US defence secretary and his Chinese counterpart meet in Singapore on Thursday
Pentagon officials hope Mattis-Wei meeting will push US-China ties back in the right direction
After a rocky few months, US officials say they sense that relations with the Chinese military may be stabilising.
Jim Mattis, the US Secretary of Defence was meeting with his Chinese counterpart, Wei Fenghe on Thursday, on the sidelines of an Asian defence ministers' conference.
Just weeks ago, Mr Mattis had planned to travel to Beijing for talks with Mr Wei, but that fell through when the Chinese made it known that Wei would be unavailable -- one of several signs that tension in the overall US-China relationship was spilling over into the military arena.
Mr Wei and Mr Mattis were in Singapore this week for an Association of South East Asian Nations conference where China's increasing assertiveness on the world stage was an expected topic.
The Pentagon's top policy official for Asia and the Pacific, Randall G Schriver, said on Wednesday that the Chinese had requested the Singapore meeting with Mr Mattis. He said US officials took this as a sign that the Chinese are interested in stabilising the military relationship.
Speaking to reporters traveling with him earlier this week, Mr Mattis acknowledged that the relationship has been difficult in recent times.
"We're two large powers, or two Pacific powers, two economic powers. There's going to be times we step on each other's toes, so we're going to have to find a way to productively manage our relationship," he said. "And the military relationship is to be a stabilising force in the relations between the two countries."
As recently as June, when Mr Mattis was in Beijing for his first visit to China as Pentagon chief, President Xi Jinping called the US-China military relationship the "model component of our overall bilateral relations".
Since then, however, a series of irritants have shaken military-to-military ties. Mr Schriver said the trigger for recent tensions was the Trump administration's decision in September to sanction the Chinese military for buying Russian fighter planes and missiles.
That action was taken under the Countering America's Adversaries Through Sanctions Act passed by Congress in 2017. Beijing also strongly criticised a US announcement of further arms sales to Taiwan, the self-governed island that Beijing insists is part of China.
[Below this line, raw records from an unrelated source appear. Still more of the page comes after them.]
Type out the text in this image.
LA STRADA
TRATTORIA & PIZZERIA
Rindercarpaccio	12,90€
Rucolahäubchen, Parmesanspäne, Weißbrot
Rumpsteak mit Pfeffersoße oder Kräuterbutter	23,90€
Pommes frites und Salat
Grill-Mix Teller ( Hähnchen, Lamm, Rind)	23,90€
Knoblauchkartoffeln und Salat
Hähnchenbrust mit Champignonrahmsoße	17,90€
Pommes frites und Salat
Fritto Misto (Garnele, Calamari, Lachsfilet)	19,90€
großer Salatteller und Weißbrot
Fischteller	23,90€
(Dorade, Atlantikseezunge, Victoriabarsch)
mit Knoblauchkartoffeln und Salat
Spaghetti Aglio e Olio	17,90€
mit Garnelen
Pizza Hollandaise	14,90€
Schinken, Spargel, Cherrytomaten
China responded to these events with strong criticism, followed by a decision to cancel a planned visit to the Pentagon by the head of the Chinese navy and a confrontation in the South China Sea between a Chinese warship and a US Navy destroyer, the USS Decatur. The Chinese also denied a request for a US Navy ship to visit Hong Kong.
"That may turn out to be a relatively short bump in the road," Mr Schriver said Wednesday, suggesting that the Singapore meeting could nudge things back in the right direction, although the US administration remains concerned that the Chinese have achieved a key goal by militarising disputed land features in the South China Sea that Washington warned against.
"The Chinese have changed some facts on the ground. That's clear," Mr Shriver said, referring to the placement of military infrastructure and weapons on some of their land reclamation projects in the South China Sea.
"That's a change that they were able to successfully pull off. The question is: To what end, and how effective is that in terms of enforcing a very expansive, illegitimate sovereignty claim?"
China views Washington's criticism of its activities in the South China Sea as unnecessary meddling in its internal affairs.
Earlier this year, Mr Mattis cited China's military presence on some land features in the South China Sea as his reason for disinviting the Chinese military from an international naval exercise in the Pacific.
As part of a US effort to enlist support for countering and limiting China's militarization of the South China Sea, Mr Mattis earlier this week visited Vietnam, which has its own disputed territorial claims there. Mr Schriver noted that smaller nations like Vietnam, with limited naval and economic power, have reasons to express their concerns about China privately rather than in public.
"Countries choosing to be more public and vocal, there is a level of risk with China, but I think confidence is growing that our presence is going to be consistent," Mr Schriver said. "They do face potential risk angering China."